BANKSTATEMENT / SAME

(1989)

 トニー・バンクスが二人のヴォーカリストを擁して組んだユニット、バンクステイトメント唯一のアルバムです。
 フィル・コリンズ、ピーター・ゲイブリエルがそれぞれソロアーティストとして成功を収め、マイク・ラザフォードまでがメカニクスを率いてブレイクしてしまったのを、トニーはどんな思いで受け止めたんでしょうか。
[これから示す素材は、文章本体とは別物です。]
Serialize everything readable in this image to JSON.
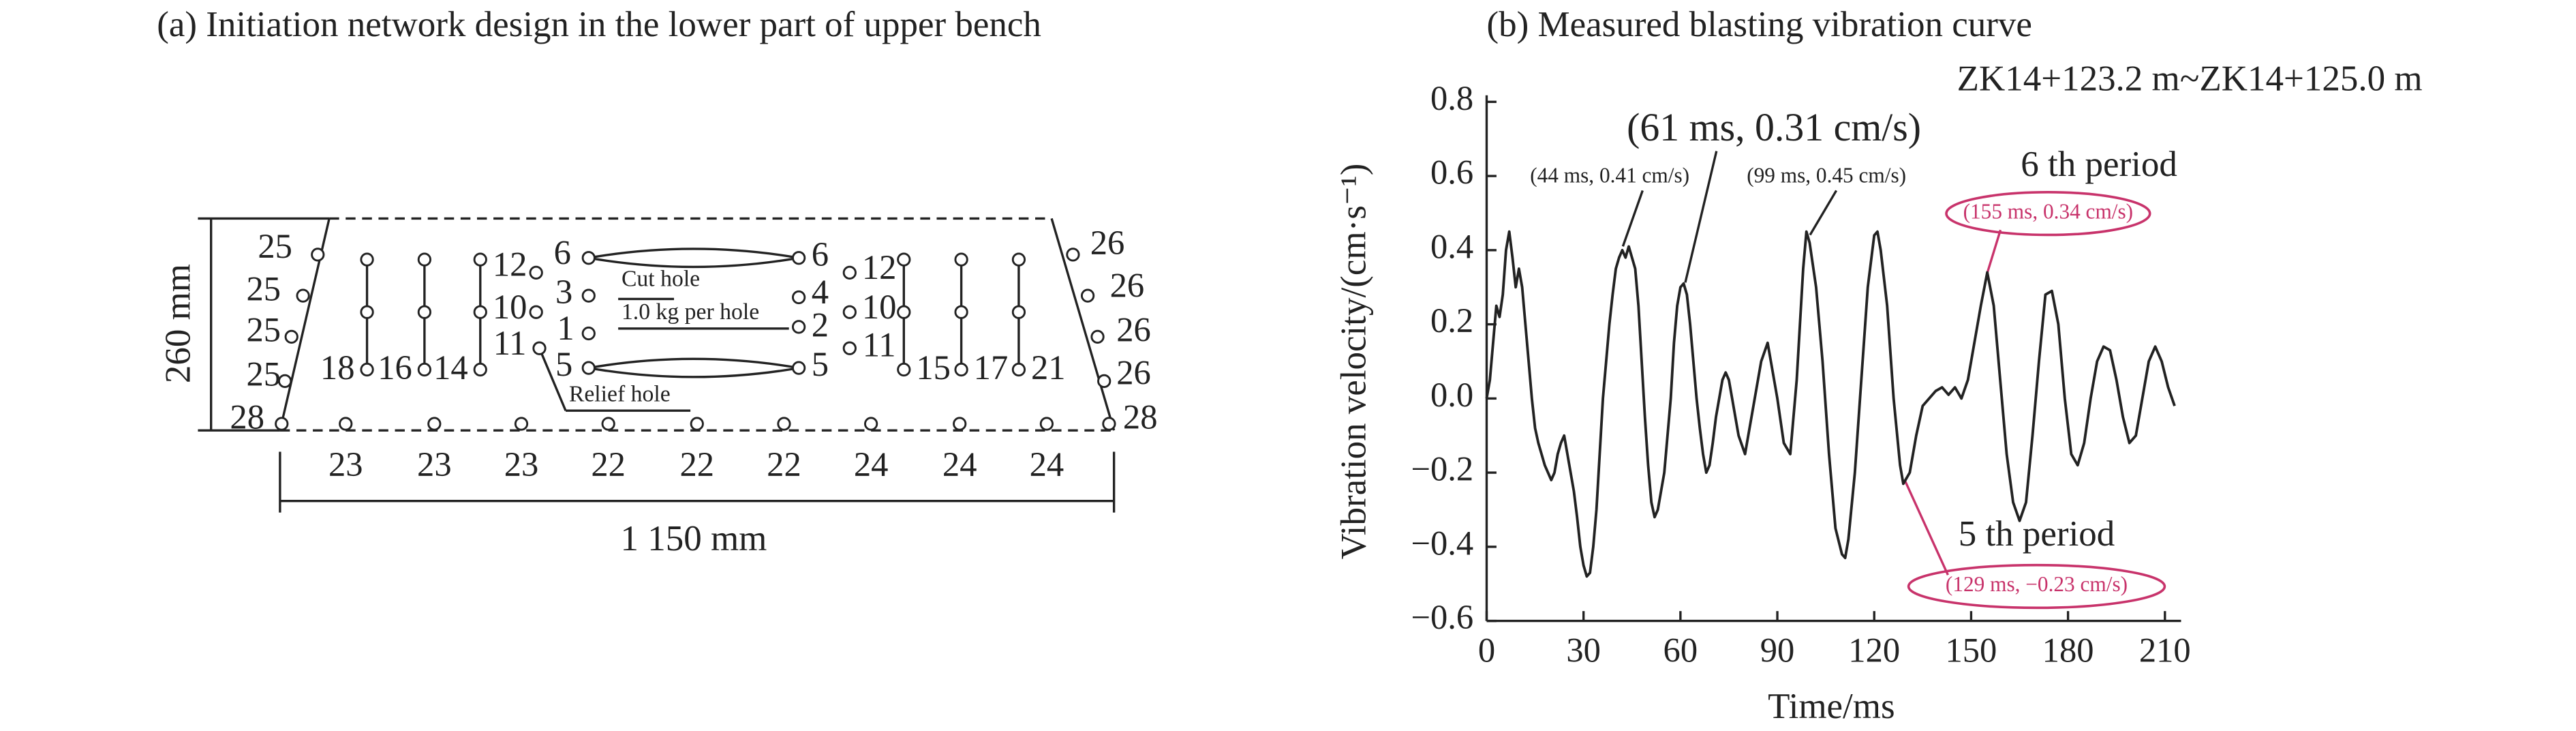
{
  "diagram": {
    "title": "(a) Initiation network design in the lower part of upper bench",
    "height_label": "260 mm",
    "width_label": "1 150 mm",
    "hole_labels": [
      "25",
      "25",
      "25",
      "25",
      "28",
      "26",
      "26",
      "26",
      "26",
      "28",
      "18",
      "16",
      "14",
      "12",
      "10",
      "11",
      "6",
      "3",
      "1",
      "5",
      "6",
      "4",
      "2",
      "5",
      "12",
      "10",
      "11",
      "15",
      "17",
      "21"
    ],
    "bottom_labels": [
      "23",
      "23",
      "23",
      "22",
      "22",
      "22",
      "24",
      "24",
      "24"
    ],
    "annotations": [
      "Cut hole",
      "1.0 kg per hole",
      "Relief hole"
    ]
  },
  "chart_data": {
    "type": "line",
    "title": "(b) Measured blasting vibration curve",
    "subtitle": "ZK14+123.2 m~ZK14+125.0 m",
    "x_label": "Time/ms",
    "y_label": "Vibration velocity/(cm·s⁻¹)",
    "x": [
      0,
      1,
      2,
      3,
      4,
      5,
      6,
      7,
      8,
      9,
      10,
      11,
      12,
      13,
      14,
      15,
      16,
      17,
      18,
      19,
      20,
      21,
      22,
      23,
      24,
      25,
      26,
      27,
      28,
      29,
      30,
      31,
      32,
      33,
      34,
      35,
      36,
      37,
      38,
      39,
      40,
      41,
      42,
      43,
      44,
      45,
      46,
      47,
      48,
      49,
      50,
      51,
      52,
      53,
      54,
      55,
      56,
      57,
      58,
      59,
      60,
      61,
      62,
      63,
      64,
      65,
      66,
      67,
      68,
      69,
      70,
      71,
      72,
      73,
      74,
      75,
      76,
      78,
      80,
      81,
      83,
      85,
      87,
      88,
      90,
      92,
      94,
      96,
      98,
      99,
      100,
      102,
      104,
      106,
      108,
      110,
      111,
      112,
      114,
      116,
      118,
      120,
      121,
      122,
      124,
      126,
      128,
      129,
      131,
      133,
      135,
      137,
      139,
      141,
      143,
      145,
      147,
      149,
      151,
      153,
      155,
      157,
      159,
      161,
      163,
      165,
      167,
      169,
      171,
      173,
      175,
      177,
      179,
      181,
      183,
      185,
      187,
      189,
      191,
      193,
      195,
      197,
      199,
      201,
      203,
      205,
      207,
      209,
      211,
      213
    ],
    "series": [
      {
        "color": "#222222",
        "values": [
          0.0,
          0.05,
          0.15,
          0.25,
          0.22,
          0.28,
          0.4,
          0.45,
          0.38,
          0.3,
          0.35,
          0.3,
          0.2,
          0.1,
          0.0,
          -0.08,
          -0.12,
          -0.15,
          -0.18,
          -0.2,
          -0.22,
          -0.2,
          -0.15,
          -0.12,
          -0.1,
          -0.15,
          -0.2,
          -0.25,
          -0.32,
          -0.4,
          -0.45,
          -0.48,
          -0.47,
          -0.4,
          -0.3,
          -0.15,
          0.0,
          0.1,
          0.2,
          0.28,
          0.35,
          0.38,
          0.4,
          0.38,
          0.41,
          0.38,
          0.35,
          0.25,
          0.1,
          -0.05,
          -0.18,
          -0.28,
          -0.32,
          -0.3,
          -0.25,
          -0.2,
          -0.1,
          0.0,
          0.15,
          0.25,
          0.3,
          0.31,
          0.28,
          0.2,
          0.1,
          0.0,
          -0.08,
          -0.15,
          -0.2,
          -0.18,
          -0.12,
          -0.05,
          0.0,
          0.05,
          0.07,
          0.05,
          0.0,
          -0.1,
          -0.15,
          -0.1,
          0.0,
          0.1,
          0.15,
          0.1,
          0.0,
          -0.12,
          -0.15,
          0.05,
          0.35,
          0.45,
          0.42,
          0.3,
          0.1,
          -0.15,
          -0.35,
          -0.42,
          -0.43,
          -0.38,
          -0.2,
          0.05,
          0.3,
          0.44,
          0.45,
          0.4,
          0.25,
          0.0,
          -0.18,
          -0.23,
          -0.2,
          -0.1,
          -0.02,
          0.0,
          0.02,
          0.03,
          0.01,
          0.03,
          0.0,
          0.05,
          0.15,
          0.25,
          0.34,
          0.25,
          0.05,
          -0.15,
          -0.28,
          -0.33,
          -0.28,
          -0.1,
          0.1,
          0.28,
          0.29,
          0.2,
          0.0,
          -0.15,
          -0.18,
          -0.12,
          0.0,
          0.1,
          0.14,
          0.13,
          0.05,
          -0.05,
          -0.12,
          -0.1,
          0.0,
          0.1,
          0.14,
          0.1,
          0.03,
          -0.02
        ]
      }
    ],
    "xlim": [
      0,
      215
    ],
    "ylim": [
      -0.6,
      0.8
    ],
    "xticks": [
      0,
      30,
      60,
      90,
      120,
      150,
      180,
      210
    ],
    "yticks": [
      {
        "value": -0.6,
        "label": "−0.6"
      },
      {
        "value": -0.4,
        "label": "−0.4"
      },
      {
        "value": -0.2,
        "label": "−0.2"
      },
      {
        "value": 0,
        "label": "0.0"
      },
      0.2,
      0.4,
      0.6,
      0.8
    ],
    "annotations": [
      "(61 ms, 0.31 cm/s)",
      "(44 ms, 0.41 cm/s)",
      "(99 ms, 0.45 cm/s)",
      "6 th period",
      "(155 ms, 0.34 cm/s)",
      "5 th period",
      "(129 ms, −0.23 cm/s)"
    ]
  }
}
「ヴォーカルアルバムより映画音楽に興味がある」などとうそぶいておりましたが、心中穏やかではなかったのかもしれません。
 そこで、アルバム冒頭に据えられたシングル「THROWBACK」は明らかに気合いを入れてヒットを狙ったんでしょうが、残念ながら不発。改めて聴くと、俗っぽい曲調や陳腐なホーンのアレンジがむなしさをかきたてます。男性ヴォーカリスト、アリステア・ゴードンの凡庸な声質もそれを助長するに充分。
 では、ダメなのか?否!2曲目以降、後期ジェネシスのサウンドを支えたあの独特のキーボードサウンドは全開です。特に例の寄せ手は返す波のような音色をふんだんに使ったスローな曲においてはトニーの魅力が最大限に生かされています。女性ヴォーカリスト、ジェイニー・クリメクはけっこうハマってるし。
 他に参加メンバーで目を引くのは、ギターだけでなく、プロデュースにまで関わった元ゴングのスティーヴ・ヒレッジ。出自がプログレ系という点ではしっくりくるものの、ちょっと意外な取り合わせでした。